Hari-hari setelahnya, ujian masih banyak menanti mereka. Beberapa hari ini, Jay terlihat begitu kusut dan tak fokus. Ia selalu datang mepet sebelum ujian dimulai dan pulang cepat-cepat bahkah mengumpulkan lembar ujiannya paling pertama. Beberapa orang mulai sadar dengan perilaku Jay itu. Surya merasa bahwa ada yang aneh setelah telepon yang Jay terima di tengah-tengah permainan basket mereka beberapa hari lalu. Anggit sendiri menangkap gelombang kepanikan, kesedihan, dan keputusasaan yang kuat dari perasaan Jay selama beberapa hari ini. Dan Kikan, orang terakhir yang merasakan air muka Jay yang terlihat selalu dalam kedukaan.

Suatu siang di tengah ujian yang terakhir, tiba-tiba, Pak Prayitno guru BK, menginterupsi ujian. Ia bercakap sejenak dengan guru pengawas ujian hari itu. Guru pengawas itu terlihat terkejut dan air mukanya berubah keruh sembari sesekali mencuri-curi pandang ke arah kelas. Tama termenung sejenak melihat adegan itu lantas tak mengindahkannya karena ia pikir ada masalah di kantor guru. Tetapi, fokusnya terhadap ujian teralihkan ketika guru penjaga ujian itu berjalan ke arah Jay dan mengatakan sesuatu. Pak prayitno sedang mencari Jay. Apapun masalah ini, terlihat begitu serius ketika air muka Jay berubah mengeras sambil berjalan keluar kelas. Pintu kelas kembali ditutup. Tapi dari jendela kelas mereka, Tama dapat melihat Pak Prayitno sedang berbicara pada Jay akan sesuatu.

Beberapa orang menatap adegan itu dalam diam. Beberapa merasa acuh dan kembali menekuni lembar jawab mereka. Beberapa tak sadar adegan barusan karena terlalu fokus. Tama mengedarkan pandangan ke sekeliling kelas. Pandangannya bertemu dengan Lintang yang saling bertukar isyarat ada apa. Tetapi diantara keduanya, tak ada yang tahu alasan mengapa Jay dipanggil. Tak mungkin Jay mencontek ujian hingga dipanggil di tengah-tengah seperti ini. Tama mengedarkan pandangannya lagi. Ia menangkap tatapan Kikan ke arah pintu kelas sebelum anak itu kembali berpaling ke lembar ujian dan kertas jawaban di mejanya. Tatapan Tama bertemu dengan Pram dan Janu yang juga saling mengangkat bahu tanda tak paham. Tama mengalihkan pandangannya ke arah Surya yang juga memandangi pintu masuk kelas. Lalu pandangannya bertemu dengan Anggit.
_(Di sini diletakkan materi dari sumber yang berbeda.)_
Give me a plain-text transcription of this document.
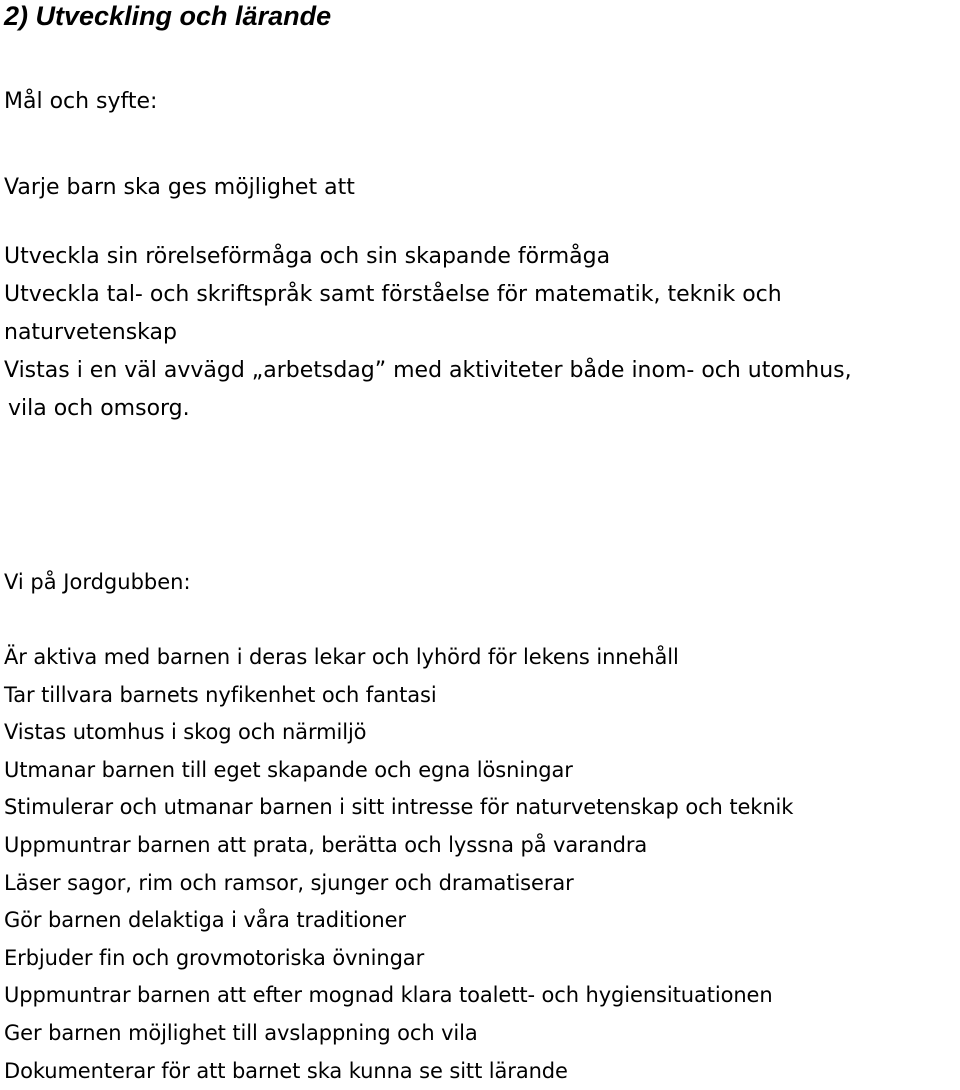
2) Utveckling och lärande

Mål och syfte:

Varje barn ska ges möjlighet att

Utveckla sin rörelseförmåga och sin skapande förmåga
Utveckla tal- och skriftspråk samt förståelse för matematik, teknik och
naturvetenskap
Vistas i en väl avvägd „arbetsdag” med aktiviteter både inom- och utomhus,
vila och omsorg.

Vi på Jordgubben:

Är aktiva med barnen i deras lekar och lyhörd för lekens innehåll
Tar tillvara barnets nyfikenhet och fantasi
Vistas utomhus i skog och närmiljö
Utmanar barnen till eget skapande och egna lösningar
Stimulerar och utmanar barnen i sitt intresse för naturvetenskap och teknik
Uppmuntrar barnen att prata, berätta och lyssna på varandra
Läser sagor, rim och ramsor, sjunger och dramatiserar
Gör barnen delaktiga i våra traditioner
Erbjuder fin och grovmotoriska övningar
Uppmuntrar barnen att efter mognad klara toalett- och hygiensituationen
Ger barnen möjlighet till avslappning och vila
Dokumenterar för att barnet ska kunna se sitt lärande
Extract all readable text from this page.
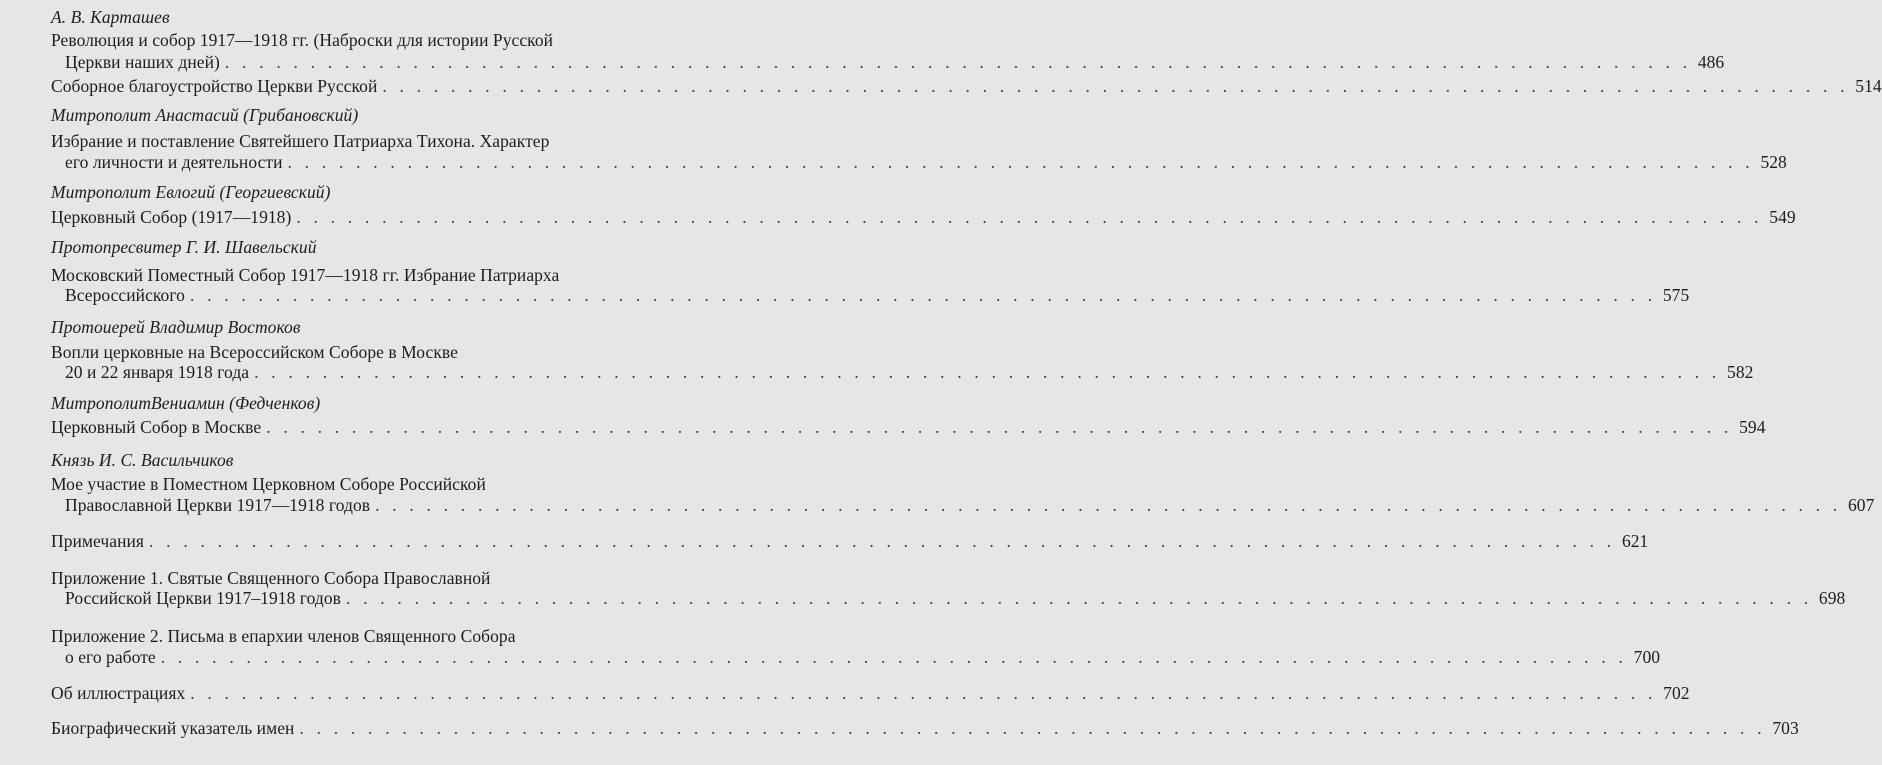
А. В. Карташев
Революция и собор 1917—1918 гг. (Наброски для истории Русской
Церкви наших дней) . . . . . . . . . . . . . . . . . . . . . . . . . . . . . . . . . . . . . . . . . . . . . . . . . . . . . . . . . . . . . . . . . . . . . . . . . . . . . . . . . . . . . . 486
Соборное благоустройство Церкви Русской . . . . . . . . . . . . . . . . . . . . . . . . . . . . . . . . . . . . . . . . . . . . . . . . . . . . . . . . . . . . . . . . . . . . . . . . . . . . . . . . . . . . . . 514
Митрополит Анастасий (Грибановский)
Избрание и поставление Святейшего Патриарха Тихона. Характер
его личности и деятельности . . . . . . . . . . . . . . . . . . . . . . . . . . . . . . . . . . . . . . . . . . . . . . . . . . . . . . . . . . . . . . . . . . . . . . . . . . . . . . . . . . . . . . 528
Митрополит Евлогий (Георгиевский)
Церковный Собор (1917—1918) . . . . . . . . . . . . . . . . . . . . . . . . . . . . . . . . . . . . . . . . . . . . . . . . . . . . . . . . . . . . . . . . . . . . . . . . . . . . . . . . . . . . . . 549
Протопресвитер Г. И. Шавельский
Московский Поместный Собор 1917—1918 гг. Избрание Патриарха
Всероссийского . . . . . . . . . . . . . . . . . . . . . . . . . . . . . . . . . . . . . . . . . . . . . . . . . . . . . . . . . . . . . . . . . . . . . . . . . . . . . . . . . . . . . . 575
Протоиерей Владимир Востоков
Вопли церковные на Всероссийском Соборе в Москве
20 и 22 января 1918 года . . . . . . . . . . . . . . . . . . . . . . . . . . . . . . . . . . . . . . . . . . . . . . . . . . . . . . . . . . . . . . . . . . . . . . . . . . . . . . . . . . . . . . 582
МитрополитВениамин (Федченков)
Церковный Собор в Москве . . . . . . . . . . . . . . . . . . . . . . . . . . . . . . . . . . . . . . . . . . . . . . . . . . . . . . . . . . . . . . . . . . . . . . . . . . . . . . . . . . . . . . 594
Князь И. С. Васильчиков
Мое участие в Поместном Церковном Соборе Российской
Православной Церкви 1917—1918 годов . . . . . . . . . . . . . . . . . . . . . . . . . . . . . . . . . . . . . . . . . . . . . . . . . . . . . . . . . . . . . . . . . . . . . . . . . . . . . . . . . . . . . . 607
Примечания . . . . . . . . . . . . . . . . . . . . . . . . . . . . . . . . . . . . . . . . . . . . . . . . . . . . . . . . . . . . . . . . . . . . . . . . . . . . . . . . . . . . . . 621
Приложение 1. Святые Священного Собора Православной
Российской Церкви 1917–1918 годов . . . . . . . . . . . . . . . . . . . . . . . . . . . . . . . . . . . . . . . . . . . . . . . . . . . . . . . . . . . . . . . . . . . . . . . . . . . . . . . . . . . . . . 698
Приложение 2. Письма в епархии членов Священного Собора
о его работе . . . . . . . . . . . . . . . . . . . . . . . . . . . . . . . . . . . . . . . . . . . . . . . . . . . . . . . . . . . . . . . . . . . . . . . . . . . . . . . . . . . . . . 700
Об иллюстрациях . . . . . . . . . . . . . . . . . . . . . . . . . . . . . . . . . . . . . . . . . . . . . . . . . . . . . . . . . . . . . . . . . . . . . . . . . . . . . . . . . . . . . . 702
Биографический указатель имен . . . . . . . . . . . . . . . . . . . . . . . . . . . . . . . . . . . . . . . . . . . . . . . . . . . . . . . . . . . . . . . . . . . . . . . . . . . . . . . . . . . . . . 703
Ekspresi Anggit mengeras sebelum pada akhirnya Anggit kembali menatap ke arah pintu kelas.

Siang itu, Jay tak kembali ke kelas.

Setelah ujian siang itu, mereka berkumpul di lorong depan kelas. Kikan juga ikut, setelah Lintang memaksanya untuk jangan pulang terlebih dahulu. Janu dan Pram bergantian untuk menghubungi Jay dengan telepon mereka. Tetapi, panggilan mereka selalu ditolak, hingga pada akhirnya nomor Jay sama sekali tak bisa dihubungi.

"Nggit, menurutmu, Jay kenapa?" tanya Janu setelah ia menyerah menghubungi Janu. Kini giliran Pram yang mencoba menghubungi Jay.
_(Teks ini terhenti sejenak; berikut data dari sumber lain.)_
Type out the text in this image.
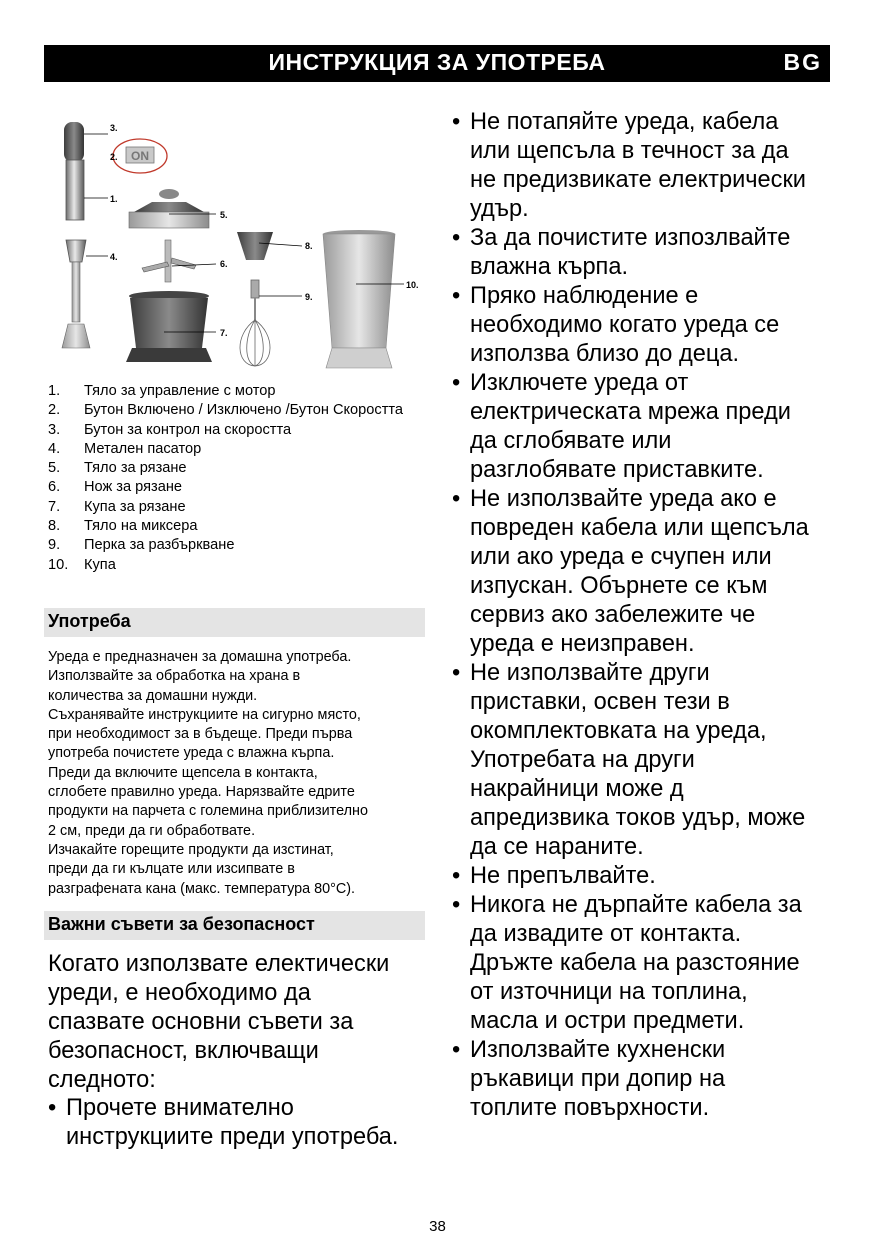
ИНСТРУКЦИЯ ЗА УПОТРЕБА	BG
ON
3.
2.
1.
4.
5.
6.
7.
8.
9.
10.
1. Тяло за управление с мотор
2. Бутон Включено / Изключено /Бутон Скоростта
3. Бутон за контрол на скоростта
4. Метален пасатор
5. Тяло за рязане
6. Нож за рязане
7. Купа за рязане
8. Тяло на миксера
9. Перка за разбъркване
10. Купа
Употреба

Уреда е предназначен за домашна употреба.

Използвайте за обработка на храна в

количества за домашни нужди.

Съхранявайте инструкциите на сигурно място,

при необходимост за в бъдеще. Преди първа

употреба почистете уреда с влажна кърпа.

Преди да включите щепсела в контакта,

сглобете правилно уреда. Нарязвайте едрите

продукти на парчета с големина приблизително

2 см, преди да ги обработвате.

Изчакайте горещите продукти да изстинат,

преди да ги кълцате или изсипвате в

разграфената кана (макс. температура 80°С).

Важни съвети за безопасност
Когато използвате електически
уреди, е необходимо да
спазвате основни съвети за
безопасност, включващи
следното:
• Прочете внимателно
инструкциите преди употреба.
• Не потапяйте уреда, кабела
или щепсъла в течност за да
не предизвикате електрически
удър.
• За да почистите изпозлвайте
влажна кърпа.
• Пряко наблюдение е
необходимо когато уреда се
използва близо до деца.
• Изключете уреда от
електрическата мрежа преди
да сглобявате или
разглобявате приставките.
• Не използвайте уреда ако е
повреден кабела или щепсъла
или ако уреда е счупен или
изпускан. Обърнете се към
сервиз ако забележите че
уреда е неизправен.
• Не използвайте други
приставки, освен тези в
окомплектовката на уреда,
Употребата на други
накрайници може д
апредизвика токов удър, може
да се нараните.
• Не препълвайте.
• Никога не дърпайте кабела за
да извадите от контакта.
Дръжте кабела на разстояние
от източници на топлина,
масла и остри предмети.
• Използвайте кухненски
ръкавици при допир на
топлите повърхности.
38
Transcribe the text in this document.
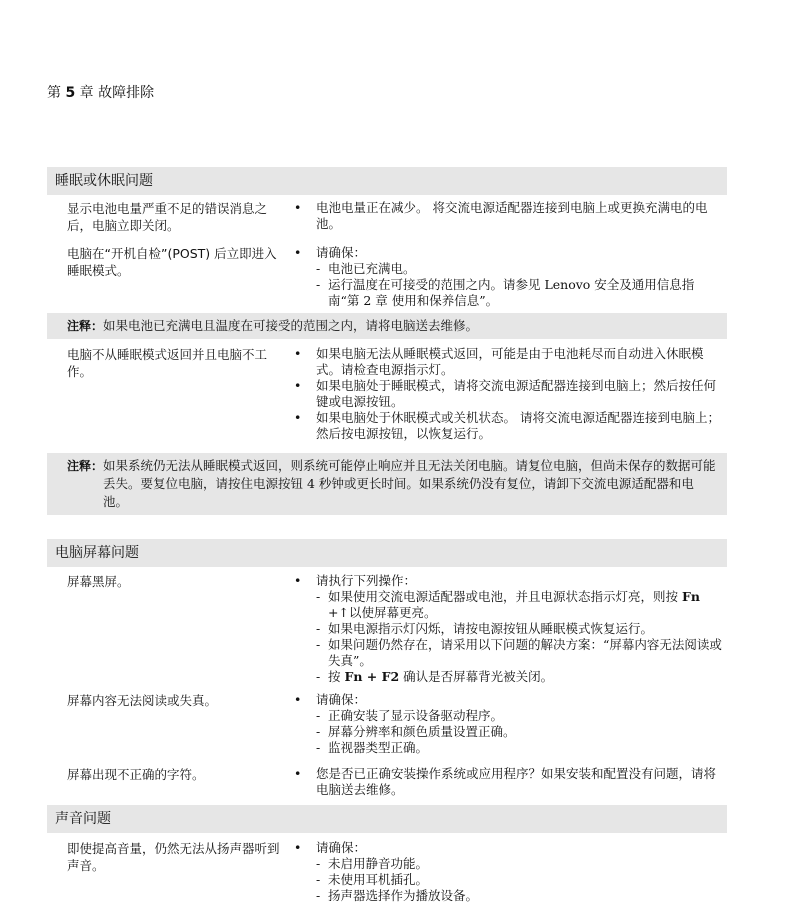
第 5 章 故障排除
睡眠或休眠问题
显示电池电量严重不足的错误消息之后，电脑立即关闭。
• 电池电量正在减少。 将交流电源适配器连接到电脑上或更换充满电的电池。
电脑在“开机自检”(POST) 后立即进入睡眠模式。
• 请确保：
- 电池已充满电。
- 运行温度在可接受的范围之内。请参见 Lenovo 安全及通用信息指南“第 2 章 使用和保养信息”。
注释：如果电池已充满电且温度在可接受的范围之内，请将电脑送去维修。
电脑不从睡眠模式返回并且电脑不工作。
• 如果电脑无法从睡眠模式返回，可能是由于电池耗尽而自动进入休眠模式。请检查电源指示灯。
• 如果电脑处于睡眠模式，请将交流电源适配器连接到电脑上；然后按任何键或电源按钮。
• 如果电脑处于休眠模式或关机状态。 请将交流电源适配器连接到电脑上；然后按电源按钮，以恢复运行。
注释： 如果系统仍无法从睡眠模式返回，则系统可能停止响应并且无法关闭电脑。请复位电脑，但尚未保存的数据可能丢失。要复位电脑，请按住电源按钮 4 秒钟或更长时间。如果系统仍没有复位，请卸下交流电源适配器和电池。
电脑屏幕问题
屏幕黑屏。	• 请执行下列操作：
- 如果使用交流电源适配器或电池，并且电源状态指示灯亮，则按 Fn
+↑以使屏幕更亮。
- 如果电源指示灯闪烁，请按电源按钮从睡眠模式恢复运行。
- 如果问题仍然存在，请采用以下问题的解决方案：“屏幕内容无法阅读或失真”。
- 按 Fn + F2 确认是否屏幕背光被关闭。
屏幕内容无法阅读或失真。	• 请确保：
- 正确安装了显示设备驱动程序。
- 屏幕分辨率和颜色质量设置正确。
- 监视器类型正确。
屏幕出现不正确的字符。	• 您是否已正确安装操作系统或应用程序？如果安装和配置没有问题，请将电脑送去维修。
声音问题
即使提高音量，仍然无法从扬声器听到声音。
• 请确保：
- 未启用静音功能。
- 未使用耳机插孔。
- 扬声器选择作为播放设备。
Anggit menggeleng lemah. Ia tak bisa ditodong pertanyaan seperti ini. Ia tak memiliki kemampuan untuk meminta pertanda. Pertanda yang sering ia lihat itu, datang begitu saja. Tetapi ketika didesak seperti ini, ia hanya bisa menggeleng sedih. Semua orang diam.

"Aku balik deh." kata Kikan kemudian.

"Kan, entar dulu deh. Memangnya kamu tak cemas dengan Jay?" tanya Lintang menghentikan Kikan yang hendak berjalan pulang.

"Alah, paling juga karena apa. Besok-besok dia pasti ngomong kalau urusannya udah beres." Kata Kikan ketus. Ia merasa dituduh. Tetapi kalimat Lintang itu sebenarnya tepat. Dan karena itu ia merasa tak senang karena mendapati fakta bahwa ia khawatir terhadap Jay dan orang lain menyuarakan kekhawatirannya yang berusaha ia simpan untuk dirinya sendiri.

"Kan, jangan gitu lah." Kata Tama sedikit kesal karena Kikan yang bersikap egois.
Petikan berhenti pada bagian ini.